17.         Dans son arrêt du 5 décembre 2023 (ATA/1311/2023), la chambre a partiellement admis le recours formé par les contribuables, annulé le jugement du tribunal du 21 août 2023 en tant qu’il refusait la déduction des intérêts sur les rappels d’impôts pour les périodes fiscales 2007 à 2014 et confirmé ledit jugement pour le surplus.

Elle a rappelé que dans son jugement du 12 octobre 2020, le tribunal avait ordonné à l’AFC-GE de « procéder aux calculs conformes à la jurisprudence du Tribunal fédéral des intérêts sur les rappels d’impôt et d’émettre ainsi des bordereaux rectificatifs pour toutes les périodes qui font l’objet de la présente procédure » (consid. 25). Or, dans ce jugement, il avait fait référence à l’ATF 144 II 359, lequel préconisait une déduction des intérêts relatifs aux rappels d’impôt dans chacune des années fiscales sur lesquelles portaient les rappels d’impôt (NB : soit en année « n »). Certes, dans des arrêts ultérieurs à cette jurisprudence fédérale, la chambre avait retenu qu’au vu de la marge de manœuvre des autorités fiscales dans ce domaine, l’AFC-GE était en droit de déduire les intérêts relatifs au rappel d’impôt de l’année « n » sur l’année de taxation « n+1 ». Pour des motifs de sécurité du droit, cette nouvelle jurisprudence ne pouvait toutefois être appliquée rétroactivement à des décisions entrées en force. Ainsi, après l’arrêt du Tribunal fédéral 2C 674/2021 du 27 avril 2022 qui avait fait acquérir autorité de chose jugée au jugement du tribunal, l’AFC-GE ne disposait plus d’aucune marge de manœuvre quant à la méthode à appliquer pour les calculs des intérêts sur les rappels d’impôt (cf. consid. 4.2 et 4.5).
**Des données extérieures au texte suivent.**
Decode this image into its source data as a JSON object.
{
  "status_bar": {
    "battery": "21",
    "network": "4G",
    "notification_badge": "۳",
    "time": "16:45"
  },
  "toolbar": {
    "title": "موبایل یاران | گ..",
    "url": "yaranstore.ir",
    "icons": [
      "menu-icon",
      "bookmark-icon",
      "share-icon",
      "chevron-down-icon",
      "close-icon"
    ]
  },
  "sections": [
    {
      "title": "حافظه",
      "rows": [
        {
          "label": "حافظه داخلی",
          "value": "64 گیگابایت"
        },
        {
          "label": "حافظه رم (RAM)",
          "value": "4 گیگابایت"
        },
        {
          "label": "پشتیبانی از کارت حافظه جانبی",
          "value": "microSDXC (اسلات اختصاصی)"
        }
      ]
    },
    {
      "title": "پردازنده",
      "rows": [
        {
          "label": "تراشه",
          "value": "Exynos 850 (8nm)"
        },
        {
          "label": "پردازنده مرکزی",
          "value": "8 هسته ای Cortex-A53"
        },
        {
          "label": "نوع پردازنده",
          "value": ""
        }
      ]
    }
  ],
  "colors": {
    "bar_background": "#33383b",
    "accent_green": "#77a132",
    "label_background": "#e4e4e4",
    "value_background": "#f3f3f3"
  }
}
Le grief des contribuables devait donc être admis et le dossier renvoyé à l’AFC-GE afin qu’elle procède à la déduction des intérêts sur les rappels d’impôts dans chacune des années fiscales sur lesquelles ceux-ci portaient, à savoir les périodes 2007 à 2014 (cf. consid. 4.5).

La chambre a pour le surplus rejeté la conclusion tendant à ce que l’AFC-GE procède à la rectification des bordereaux 2012 à 2014 pour tenir compte de la demande de révision du 11 février 2021. La problématique de la déduction de la dette de CHF 20'467'487.- du contribuable et des intérêts passifs en découlant était pendante auprès du service de taxation de l’AFC-GE. Comme cela avait déjà été retenu dans l’arrêt du 29 juin 2021, les contribuables ne pouvaient dès lors pas faire valoir ce nouveau poste dans le cadre de la procédure devant la chambre, dans la mesure où cela conduirait à une extension de l’objet de la contestation à de nouvelles déductions. Par ailleurs, il ne ressortait pas du dossier que les recourants avaient mis en demeure l’AFC-GE pour qu’elle statue sur cette demande de révision. Ils ne pouvaient ainsi pas invoquer de déni de justice devant la chambre.

18.         L’arrêt susmentionné n’a pas fait l’objet d’un recours devant le Tribunal fédéral.

19.         Parallèlement à la procédure de recours susmentionnée, les contribuables ont mis l’AFC-GE en demeure, par courrier du 17 mars 2023, de statuer sur leur demande de révision du 11 février 2021.

20.         L'AFC-GE leur a indiqué, par pli du 26 avril 2023, qu’une réponse leur serait apportée lorsque le litige pendant devant le tribunal sous la cause A/3594/2022 aurait été tranché de manière définitive.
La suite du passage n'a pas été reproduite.